Thursday 8 August 2013

Seven Keys to Baldpate (1917)

Magee (George M. Cohan) ponders his endeavour with a cigarette
'Seven Keys to Baldpate' was my choice of film for 1917 because I liked the title.  Nothing else really leapt out about the year, perhaps because the major film-making nations were busy warring at the time, and I stumbled on this enjoyable little thriller.  It stars George M. Cohan, an actor famed for his penning of morale-boosting songs including 'You're a Grand Old Flag' and the tune from the Go Compare adverts.  His legacy is with us yet!

The film has a rather wonderful premise.  Cohan's character is a novelist famed for his schlocky melodramas, and a newspaper derides him for writing such popular tosh.  He claims he could write a high-brow novel in under 24 hours, and is held to his claim in the form of a $5000 dollar bet, which in those days was lots of money.  He has until the following midnight to come up with an idea for a novel and write it in its entirety.  Needing seclusion for this task, he hurries to the Baldpate Inn for some utter peace and quiet, believing he holds the only key.  As the title may suggest, the film then heads in a direction utterly different to that of 'The Shining' (1980)

Naturally complications ensue, and a disappointingly small amount of the film is given over to Magee actually trying to write a book.  The duplication of keys means he finds himself repeatedly interrupted, both by people who know he's there and wish to see him, and by a gang of crooks who mean to use the generally empty inn as a stash in a plot to bribe the mayor.   After the first few intrusions Magee is prompted to exclaim that 'there are more keys to this blooming flat than in a Steinway piano'.  It's a line that would play just as well today, were the quaint 'blooming' replaced with something earthier.  It's a witty script, with much of the dialogue left to the imagination, but with the most important and most quotable bits presented as italic intertitles.  A favourite was a warning to Magee as he approached the inn: 'The hermit's hut!  His wife ran away with a travelling man and it made him a woman hater.  He often plays GHOST to frighten us natives hereabouts.'  Have you ever read such a promise of later-in-the-film antics?

The rude review that prompts the film's action
Except for all the white makeup and the lack of sound, the film looks a lot like the low-budget, studio-bound TV shows of the forties and fifties.  The film-grammar is all there at last, and the establishing shots and close-ups come where and when you might expect and want them.  It's far more intimate than last week's 1910s movie 'Cabiria' (1914) - indeed I think 'Seven Keys to Baldpate' is much helped by the fact it isn't an epic, if that isn't an absurd thing to say.  Grand films on great scales may sell more tickets, but this tiny tale lets us see faces, not crowds, so it's far easier to care about the central character.  We can see him think, and his dialogue can reveal quirky character, rather than relentlessly driving plot and history.  Cohan has an excellent way of looking simultaneously aghast at some new development, and slightly miffed to be interrupted from his work.

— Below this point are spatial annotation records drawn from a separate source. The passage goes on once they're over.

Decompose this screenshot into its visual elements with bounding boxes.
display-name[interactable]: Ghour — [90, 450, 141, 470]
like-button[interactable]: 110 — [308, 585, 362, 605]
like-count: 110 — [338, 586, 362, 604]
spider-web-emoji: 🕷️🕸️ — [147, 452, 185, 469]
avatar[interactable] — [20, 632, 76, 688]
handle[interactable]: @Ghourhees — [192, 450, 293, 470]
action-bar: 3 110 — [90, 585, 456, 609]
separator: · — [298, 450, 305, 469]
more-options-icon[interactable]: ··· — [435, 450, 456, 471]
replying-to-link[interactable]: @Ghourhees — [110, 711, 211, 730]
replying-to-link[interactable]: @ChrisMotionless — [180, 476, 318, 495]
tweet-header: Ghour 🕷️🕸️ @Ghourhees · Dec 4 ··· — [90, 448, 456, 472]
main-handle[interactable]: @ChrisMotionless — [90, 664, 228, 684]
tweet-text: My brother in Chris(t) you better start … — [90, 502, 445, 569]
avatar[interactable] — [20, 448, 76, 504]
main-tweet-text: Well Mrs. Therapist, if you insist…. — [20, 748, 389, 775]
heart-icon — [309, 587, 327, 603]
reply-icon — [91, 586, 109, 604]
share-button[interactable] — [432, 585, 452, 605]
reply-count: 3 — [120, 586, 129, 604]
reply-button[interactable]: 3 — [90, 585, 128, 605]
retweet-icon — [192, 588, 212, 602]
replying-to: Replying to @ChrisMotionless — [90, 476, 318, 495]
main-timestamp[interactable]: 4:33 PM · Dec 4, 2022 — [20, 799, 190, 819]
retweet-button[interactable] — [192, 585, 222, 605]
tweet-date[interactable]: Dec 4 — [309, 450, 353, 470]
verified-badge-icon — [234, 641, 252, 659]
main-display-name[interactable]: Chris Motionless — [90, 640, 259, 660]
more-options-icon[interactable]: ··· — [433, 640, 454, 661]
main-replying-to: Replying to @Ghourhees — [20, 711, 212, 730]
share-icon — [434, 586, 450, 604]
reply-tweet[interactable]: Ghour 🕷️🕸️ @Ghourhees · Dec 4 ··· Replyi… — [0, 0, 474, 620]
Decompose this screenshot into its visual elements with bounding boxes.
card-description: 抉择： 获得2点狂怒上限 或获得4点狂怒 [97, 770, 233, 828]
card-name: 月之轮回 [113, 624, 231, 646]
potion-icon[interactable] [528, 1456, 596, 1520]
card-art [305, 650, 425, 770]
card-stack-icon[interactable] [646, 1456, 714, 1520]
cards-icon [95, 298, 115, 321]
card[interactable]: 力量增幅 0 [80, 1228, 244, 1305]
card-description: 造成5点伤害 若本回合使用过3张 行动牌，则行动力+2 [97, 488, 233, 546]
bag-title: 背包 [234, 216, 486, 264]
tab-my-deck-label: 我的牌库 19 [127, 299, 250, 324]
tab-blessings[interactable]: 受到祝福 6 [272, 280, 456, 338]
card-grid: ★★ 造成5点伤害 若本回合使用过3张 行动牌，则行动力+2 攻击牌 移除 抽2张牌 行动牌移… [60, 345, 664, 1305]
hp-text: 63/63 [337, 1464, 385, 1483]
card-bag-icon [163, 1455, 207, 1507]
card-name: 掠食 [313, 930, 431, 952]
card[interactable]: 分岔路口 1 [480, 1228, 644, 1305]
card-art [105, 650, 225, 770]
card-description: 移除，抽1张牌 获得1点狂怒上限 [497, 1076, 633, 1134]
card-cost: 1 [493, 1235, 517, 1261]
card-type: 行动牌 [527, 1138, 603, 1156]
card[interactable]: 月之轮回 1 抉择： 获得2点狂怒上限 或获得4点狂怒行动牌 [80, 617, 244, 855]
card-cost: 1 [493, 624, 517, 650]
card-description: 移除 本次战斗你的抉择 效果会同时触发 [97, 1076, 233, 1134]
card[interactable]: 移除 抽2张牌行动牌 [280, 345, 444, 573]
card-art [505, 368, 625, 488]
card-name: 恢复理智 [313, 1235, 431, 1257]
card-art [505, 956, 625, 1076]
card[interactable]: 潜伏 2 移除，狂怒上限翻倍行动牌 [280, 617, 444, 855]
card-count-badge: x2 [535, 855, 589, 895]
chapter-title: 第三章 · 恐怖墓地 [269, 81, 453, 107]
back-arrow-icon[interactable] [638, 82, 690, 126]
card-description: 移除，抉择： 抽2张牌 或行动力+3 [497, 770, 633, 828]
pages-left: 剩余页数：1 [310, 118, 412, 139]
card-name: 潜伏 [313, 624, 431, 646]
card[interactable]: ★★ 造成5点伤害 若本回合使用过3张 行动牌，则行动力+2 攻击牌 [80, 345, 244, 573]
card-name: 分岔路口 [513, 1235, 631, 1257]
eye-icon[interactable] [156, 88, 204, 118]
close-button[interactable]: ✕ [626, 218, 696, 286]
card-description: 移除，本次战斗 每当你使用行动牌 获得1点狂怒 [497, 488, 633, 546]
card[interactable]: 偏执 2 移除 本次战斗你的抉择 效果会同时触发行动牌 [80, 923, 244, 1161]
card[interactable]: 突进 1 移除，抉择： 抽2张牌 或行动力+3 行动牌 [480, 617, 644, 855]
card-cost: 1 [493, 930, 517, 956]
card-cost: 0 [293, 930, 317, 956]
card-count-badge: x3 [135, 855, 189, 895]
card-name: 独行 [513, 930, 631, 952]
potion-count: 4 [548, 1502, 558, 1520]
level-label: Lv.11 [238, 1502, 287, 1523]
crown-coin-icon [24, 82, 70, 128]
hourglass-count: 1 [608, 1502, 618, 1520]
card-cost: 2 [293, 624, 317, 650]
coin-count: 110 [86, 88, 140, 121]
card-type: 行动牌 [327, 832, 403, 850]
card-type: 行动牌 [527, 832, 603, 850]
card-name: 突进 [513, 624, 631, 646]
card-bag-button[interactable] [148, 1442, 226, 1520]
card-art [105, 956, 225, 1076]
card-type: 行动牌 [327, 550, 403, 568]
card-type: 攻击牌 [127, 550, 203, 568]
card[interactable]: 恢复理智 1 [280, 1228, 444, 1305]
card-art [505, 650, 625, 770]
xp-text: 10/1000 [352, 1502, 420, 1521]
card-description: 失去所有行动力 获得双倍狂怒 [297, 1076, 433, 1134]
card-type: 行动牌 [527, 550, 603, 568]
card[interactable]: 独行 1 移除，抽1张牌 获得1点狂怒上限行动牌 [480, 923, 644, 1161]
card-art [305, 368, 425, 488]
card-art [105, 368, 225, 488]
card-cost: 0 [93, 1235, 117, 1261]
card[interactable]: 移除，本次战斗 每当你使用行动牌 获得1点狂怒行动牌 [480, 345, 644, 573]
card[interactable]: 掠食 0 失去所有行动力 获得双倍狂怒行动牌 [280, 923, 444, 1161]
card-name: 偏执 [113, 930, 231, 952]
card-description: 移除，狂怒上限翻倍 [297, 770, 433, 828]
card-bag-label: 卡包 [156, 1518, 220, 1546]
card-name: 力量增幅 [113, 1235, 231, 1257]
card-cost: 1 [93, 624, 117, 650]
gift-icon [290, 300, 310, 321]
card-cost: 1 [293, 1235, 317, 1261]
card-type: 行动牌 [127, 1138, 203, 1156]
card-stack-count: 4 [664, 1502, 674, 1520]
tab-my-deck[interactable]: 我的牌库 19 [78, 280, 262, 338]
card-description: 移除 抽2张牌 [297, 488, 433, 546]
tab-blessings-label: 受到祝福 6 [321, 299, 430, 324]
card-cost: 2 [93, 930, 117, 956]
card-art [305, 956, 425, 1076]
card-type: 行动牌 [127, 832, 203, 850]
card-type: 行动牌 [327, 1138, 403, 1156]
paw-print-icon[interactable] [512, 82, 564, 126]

I love the concept of the film, and I'm not at all surprised to read that it was also made into a film in 1916, 1925, 1929, 1935, 1947 and 1983.  There's always a pleasure to watching a characterful fellow throw himself into a near-impossible task for a bet, especially when the unexpected and unlikely promise to loom against him.  The film is a celebration of the bizarre melodrama Magee is supposed to be avoiding, and it soon becomes apparent that if he can survive the night he won't care whether the bet is won or lost, since his adventures make such a good story.


P.S. The 1983 version was filmed as 'House of Long Shadows', and starred Vincent Price, Christopher Lee, Peter Cushing and John Carradine, which is such a ridiculously fine cast of horror actors that I may need to give the film my attention.


The whole film is on Youtube here, but it's utterly silent, so you might want to decide on something to hum over it, ideally something lasting an hour and five minutes.